Of the 75 per cent that did attend their first, eight-week test, a quarter provided samples that still contained sperm. 80 of the 83 men were producing nonmotile (present but inactive) sperm, but three were producing motile (present and active) sperm, including one who was eventually diagnosed with a vasectomy failure.

65 of the 80 men producing nonmotile sperm were clear at their 12-week checks, but six months after their procedure eight men were still producing positive sperm samples. By ten months, all but the vasectomy failure were finally in the clear.

“Our results show that only three-quarters of the men in the study turned up for their eight-week sperm test, which means that a quarter of them had no idea whether the procedure had worked and whether their partner could still fall pregnant” says lead author Dr Nivedita Dhar, Chief Resident in Urology at the Clinic.

“It is impossible to assess the true vasectomy failure rate in the full study sample as many failed to turn up for follow-up tests, despite careful counselling.

“But what concerns us most is that a quarter of the men who had vasectomies did not return for any tests, despite us stressing the important of these followups” adds Dr Dhar.

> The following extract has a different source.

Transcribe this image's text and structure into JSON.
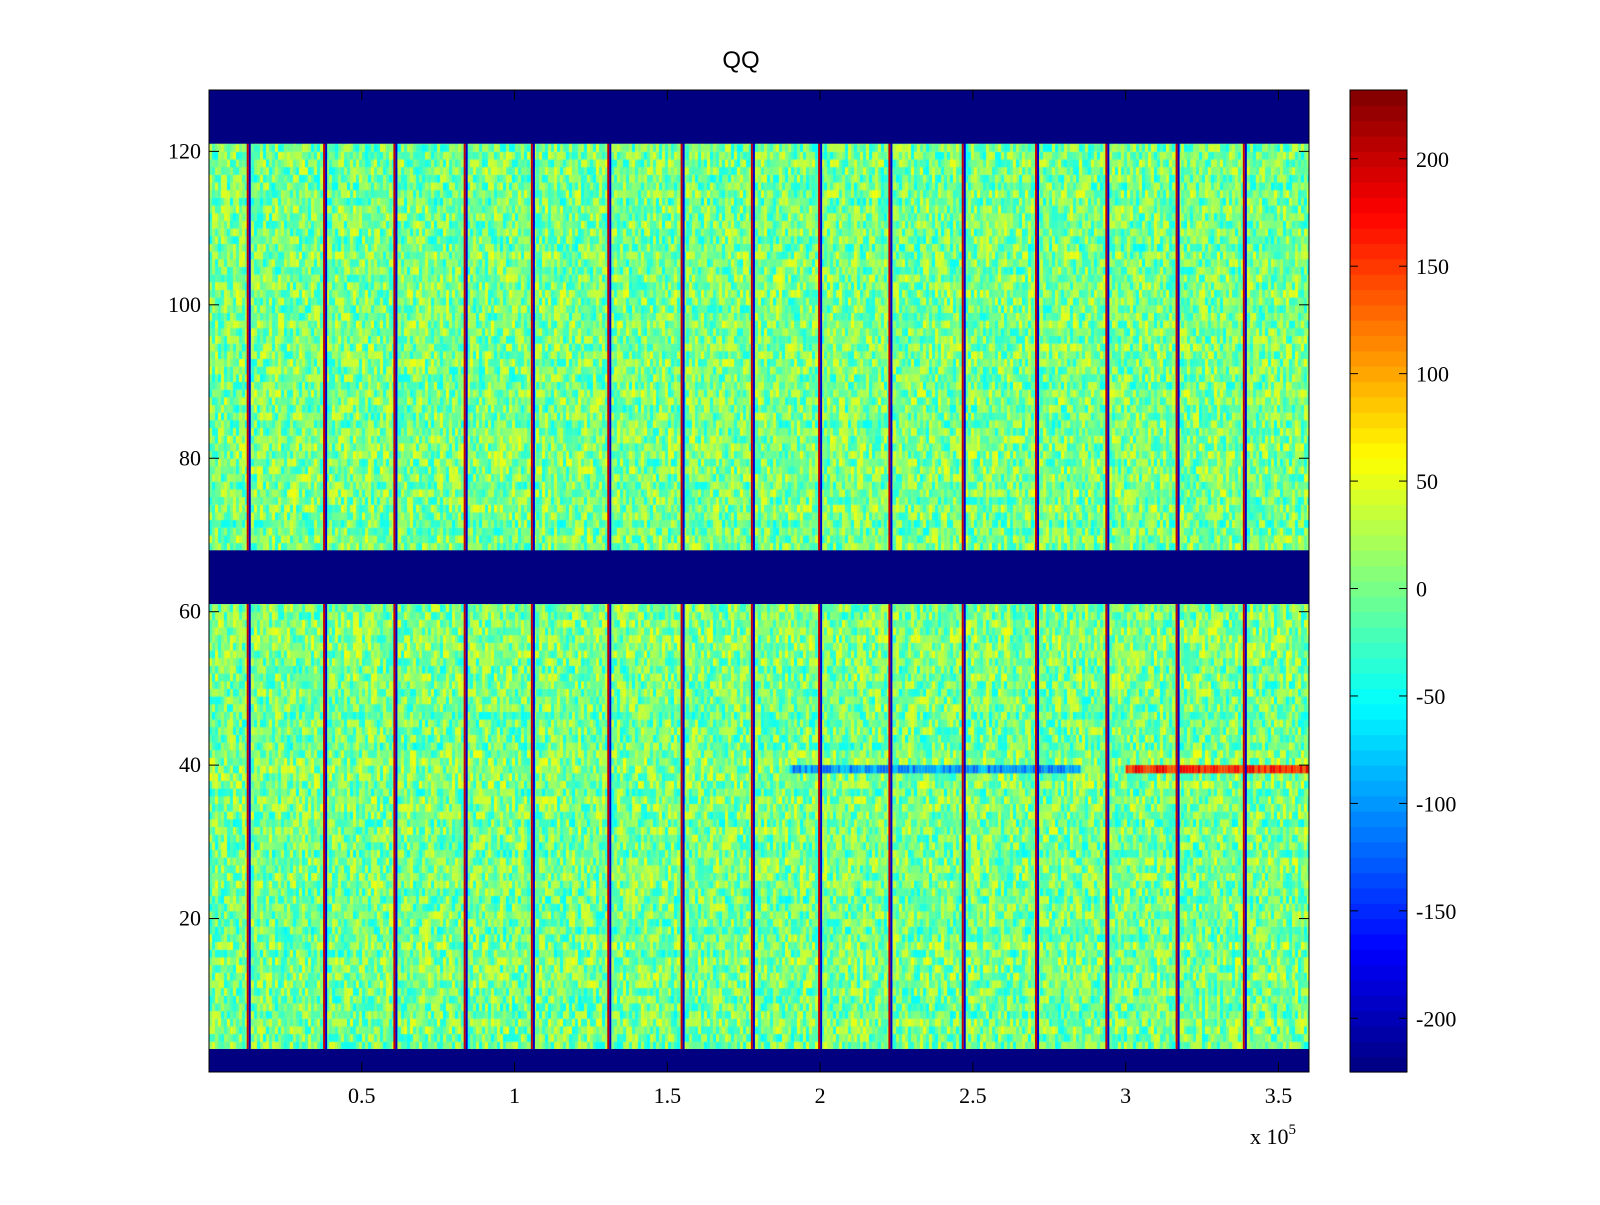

According to the researchers up to 90 per cent of urologists require two semen samples to confirm sterility and up to 95 per cent request further samples if nonmotile sperm are present. Doctors recommend that couples use additional contraception until vasectomy patients receive the all clear.

“The result of the study are consistent with other research which has estimated that non-compliance among vasectomy patients is between 25 and 40 per cent” says Dr J Stephen Jones, vice chairman of the Glickman Urological Institute, who directed the study.

“It may, however, be possible to improve full compliance among those who return for at least one test by simplifying the follow-up tests in line with current medical evidence and making sure that this is backed up by adequate counselling.

“For example, our study found that 65 of the men tested at eight weeks needed re-testing, but this fell to 15 when it came to the 12-week test. This suggests that a single test at 12 weeks may be adequate in the majority of cases.

“However, it is very important to stress that couples need to use additional contraception until the vasectomy patient has been given the all clear.”

– Determining the success of vasectomy. Nivedita Bhatta Dhar, Amit Bjatt and J Stephen Jones. Glickman Urological Institute, Cleveland Clinic, Ohio, USA. BJU International. Volume 97. Pages 773-776. (April 2006).

– Cleveland Clinic Glickman Urological Institute is a not-for-profit multispeciality academic medical center in Ohio that integrates clinical and hospital care with research and education. Together with Cleveland Clinic Florida it employs full-time 1,5000 physicians representing more than 100 medical specialties and sub-specialties.

– Established in 1929, BJU International is published 12 times a year by Blackwell Publishing and edited by Professor John Fitzpatrick from University College Dublin, Ireland. It provides its international readership with invaluable practical information on all aspects of urology, including original and investigative articles and illustrated surgery.